Hurricane Bells: Tides and Tales

Hurricane Bells
Tides and Tales
Invisible Brigades
2011-10-25

Steve Schiltz, the mastermind behind NYC project Hurricane Bells, apparently slaved over this recording, mentioning in a press release that he was “inspired by Jack White’s rule of self-imposed limitations,” so he worked to make every flare perfect. And on songs such as the most-likely singles “Possibilities” and “Let’s Go,” he shows off a little more firepower this second go-around, adding some hard-hitting electronica to the mix, but for the most part, Tides and Tales suffers from the same hazy boredom as 2009’s debut, Tonight Is the Ghost, pouring dreamy guitar over Cure-like bass for almost the entirety of the album, which acts more like a droning professor than a lullaby as it lures the listener to sleep. And it makes one wonder: if this is Schiltz slaving away, then what are we in for when he gets lazy?

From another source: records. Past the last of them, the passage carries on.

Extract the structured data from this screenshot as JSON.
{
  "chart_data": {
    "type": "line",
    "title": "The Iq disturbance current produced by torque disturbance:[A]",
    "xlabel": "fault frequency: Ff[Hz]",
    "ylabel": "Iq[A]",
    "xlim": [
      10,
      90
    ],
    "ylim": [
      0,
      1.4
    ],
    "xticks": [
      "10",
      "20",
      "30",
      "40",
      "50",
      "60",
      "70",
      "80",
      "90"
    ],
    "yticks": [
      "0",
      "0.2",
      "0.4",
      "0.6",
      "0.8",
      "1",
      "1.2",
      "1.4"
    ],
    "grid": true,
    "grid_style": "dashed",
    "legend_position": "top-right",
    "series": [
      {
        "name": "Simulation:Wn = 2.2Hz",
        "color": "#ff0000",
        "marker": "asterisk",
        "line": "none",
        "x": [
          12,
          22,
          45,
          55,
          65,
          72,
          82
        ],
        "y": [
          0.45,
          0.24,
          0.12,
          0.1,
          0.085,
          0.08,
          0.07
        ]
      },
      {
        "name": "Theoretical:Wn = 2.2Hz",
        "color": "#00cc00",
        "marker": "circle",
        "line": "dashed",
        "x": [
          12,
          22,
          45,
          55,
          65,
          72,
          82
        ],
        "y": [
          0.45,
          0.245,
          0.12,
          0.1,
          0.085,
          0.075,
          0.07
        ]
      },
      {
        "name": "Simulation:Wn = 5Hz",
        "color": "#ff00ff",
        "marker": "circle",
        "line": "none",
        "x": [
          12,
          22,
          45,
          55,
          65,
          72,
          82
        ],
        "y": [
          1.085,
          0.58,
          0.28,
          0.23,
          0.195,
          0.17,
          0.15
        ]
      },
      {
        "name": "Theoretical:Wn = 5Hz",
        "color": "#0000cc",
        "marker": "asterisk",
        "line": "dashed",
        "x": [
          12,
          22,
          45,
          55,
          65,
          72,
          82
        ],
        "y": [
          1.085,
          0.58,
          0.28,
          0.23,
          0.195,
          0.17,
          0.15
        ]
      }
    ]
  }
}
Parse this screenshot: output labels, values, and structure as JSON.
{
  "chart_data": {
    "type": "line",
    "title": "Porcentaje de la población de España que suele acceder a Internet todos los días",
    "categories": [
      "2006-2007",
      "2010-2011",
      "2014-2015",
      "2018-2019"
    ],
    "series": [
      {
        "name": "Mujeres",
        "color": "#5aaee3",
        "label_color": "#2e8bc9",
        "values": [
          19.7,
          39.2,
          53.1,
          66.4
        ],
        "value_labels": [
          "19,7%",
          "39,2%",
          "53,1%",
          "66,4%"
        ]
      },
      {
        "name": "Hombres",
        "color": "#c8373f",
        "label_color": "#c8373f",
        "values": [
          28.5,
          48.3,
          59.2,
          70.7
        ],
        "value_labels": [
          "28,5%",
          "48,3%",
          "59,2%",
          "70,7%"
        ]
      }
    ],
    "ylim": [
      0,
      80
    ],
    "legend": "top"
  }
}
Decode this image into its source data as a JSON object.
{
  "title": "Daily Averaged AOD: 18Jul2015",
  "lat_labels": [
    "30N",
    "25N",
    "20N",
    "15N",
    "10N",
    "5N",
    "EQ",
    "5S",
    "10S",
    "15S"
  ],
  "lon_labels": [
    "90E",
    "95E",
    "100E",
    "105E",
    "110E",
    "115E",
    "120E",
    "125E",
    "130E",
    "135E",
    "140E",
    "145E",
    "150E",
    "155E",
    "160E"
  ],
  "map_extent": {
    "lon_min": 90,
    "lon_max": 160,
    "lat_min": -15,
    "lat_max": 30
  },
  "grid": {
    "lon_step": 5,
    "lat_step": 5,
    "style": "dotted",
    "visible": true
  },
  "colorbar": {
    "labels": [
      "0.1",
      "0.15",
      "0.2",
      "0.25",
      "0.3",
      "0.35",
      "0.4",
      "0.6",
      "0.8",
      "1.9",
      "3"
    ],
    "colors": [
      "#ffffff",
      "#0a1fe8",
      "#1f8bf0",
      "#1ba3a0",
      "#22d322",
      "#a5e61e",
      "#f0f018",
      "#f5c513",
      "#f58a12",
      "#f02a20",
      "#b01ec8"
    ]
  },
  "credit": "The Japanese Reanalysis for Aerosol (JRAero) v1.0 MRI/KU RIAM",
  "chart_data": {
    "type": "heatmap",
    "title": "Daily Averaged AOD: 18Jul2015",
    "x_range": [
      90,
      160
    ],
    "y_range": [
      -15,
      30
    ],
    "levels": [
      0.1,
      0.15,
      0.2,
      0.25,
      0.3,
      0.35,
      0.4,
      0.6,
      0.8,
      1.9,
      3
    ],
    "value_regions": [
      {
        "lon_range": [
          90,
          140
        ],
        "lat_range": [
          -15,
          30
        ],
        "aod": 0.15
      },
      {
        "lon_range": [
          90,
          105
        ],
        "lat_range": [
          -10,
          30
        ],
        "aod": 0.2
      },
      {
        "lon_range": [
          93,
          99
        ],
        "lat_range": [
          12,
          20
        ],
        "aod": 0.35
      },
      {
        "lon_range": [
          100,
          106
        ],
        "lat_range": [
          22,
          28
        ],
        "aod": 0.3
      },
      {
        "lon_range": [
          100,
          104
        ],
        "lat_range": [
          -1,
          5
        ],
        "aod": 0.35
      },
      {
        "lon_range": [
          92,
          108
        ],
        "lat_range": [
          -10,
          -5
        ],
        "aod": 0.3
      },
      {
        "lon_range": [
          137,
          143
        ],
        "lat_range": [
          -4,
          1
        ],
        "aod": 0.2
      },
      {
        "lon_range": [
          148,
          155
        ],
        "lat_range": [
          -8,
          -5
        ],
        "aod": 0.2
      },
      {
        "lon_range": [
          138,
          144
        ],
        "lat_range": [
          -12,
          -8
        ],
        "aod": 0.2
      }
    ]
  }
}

There’s a reason why the album comes off as so underwhelming: the Twilight: New Moon soundtrack. Hurricane Bells was lucky enough (or at least it seemed so) to be included on the hit series with its Tonight Is the Ghost b-side, “Monsters.” One of the loudest songs of the collection, “Monsters” hit as hard as a My Morning Jacket track, with its opening fuzz hammer-on and guitar squeal, and it set new fans of the band to believe that this was the band’s sound, only to surprise them when they downloaded Tonight Is the Ghost and found it was a much quieter (and less exciting) record than “Monsters” originally prepared them for.

So it’s only all the more disappointing that two years later, Schiltz didn’t delve deeper into new territory after putting out such a breakthrough hit on a Platinum-selling soundtrack. The opening track teases us with the same kind of beginning that “Monsters” supplied, reverberating amp feedback over a watery guitar, but it soon cuts out and is replaced with sad piano for the remaining two minutes, and that sadness continues for the majority of the album. Minus the lo-fi promises of “Possibilities,” “Let’s Go,” and the Simon and Garfunkel-esque “The Ghost of Her,” Tides and Tales reverts to the same tone Tonight Is the Ghost originally supplied, lacking bridges and crescendos and instead riding two-note guitar riffs over a droning percussion beat (such as on “Before I’m Gone”) or dwelling on five-minute acoustic meanderings (such as on “Flowers In the Dirt”).

Schiltz told the press that he viewed this album as “a leap ahead sonically,” but it doesn’t seem like any leap been taken. If anything, the New Yorker has taken a lateral step with Tides and Tales, plays like a sequel to its predecessor even though no trilogy was intended as an artistic device. Claiming to have written the album in a two-week stretch of isolation while trying to “write on different instruments each day, no other reason than to change it up,” Schiltz hardly changed at all. It’s normal for a Twilight song to be the most memorable to the public ear, but it’s unfortunate when after two albums, it’s the only thing worth remembering about you.